Futures in New York traded near $66 a barrel after climbing 6.5% over the past three sessions. An industry report showed shrinking crude and fuel inventories ahead of the start of the US summer driving season at the end of the month. China is poised to buy more cheaper crude from Russia, meanwhile, with its appetite growing as the nation leads an uneven Asian demand recovery.
Talks between Iran and world powers continued to resolve issues on a nuclear deal that may pave the way for lifting sanctions on the OPEC producer. That could unleash a flood of Iranian barrels stashed on tankers at sea.
Oil is up more than 35% this year as a robust rebound from the pandemic in the US, China and Europe drives recovery in consumption, despite parts of Asia facing a Covid-19 comeback. A key price spread for West Texas Intermediate is signalling that traders are bracing for a potential supply crunch just ahead of the busy summer driving season that sparks a demand surge.

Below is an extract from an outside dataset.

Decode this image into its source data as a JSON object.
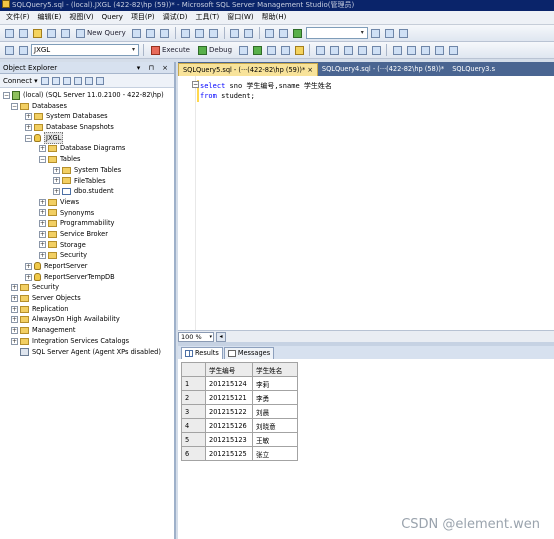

“US and Chinese demand continue to return," said Stephen Innes, global managing partner at SPI Asset Management, adding that the possible revival of the Iran nuclear deal is capping further gains for oil. “There are also positive signals on India, which suggests the country may be turning the corner."
The American Petroleum Institute reported gasoline stockpiles fell by almost 2 million barrels last week, while crude inventories slid by 439,000 barrels, according to people familiar. Official government figures are due Wednesday.
Meanwhile, diplomats are still wrangling over US sanctions and Iran’s advanced enrichment technologies, according to officials involved in the talks who asked not to be identified in line with diplomatic rules. The Persian Gulf country may be holding as much as 69 million barrels of crude at sea in tankers, according to E.A. Gibson Shipbrokers Ltd.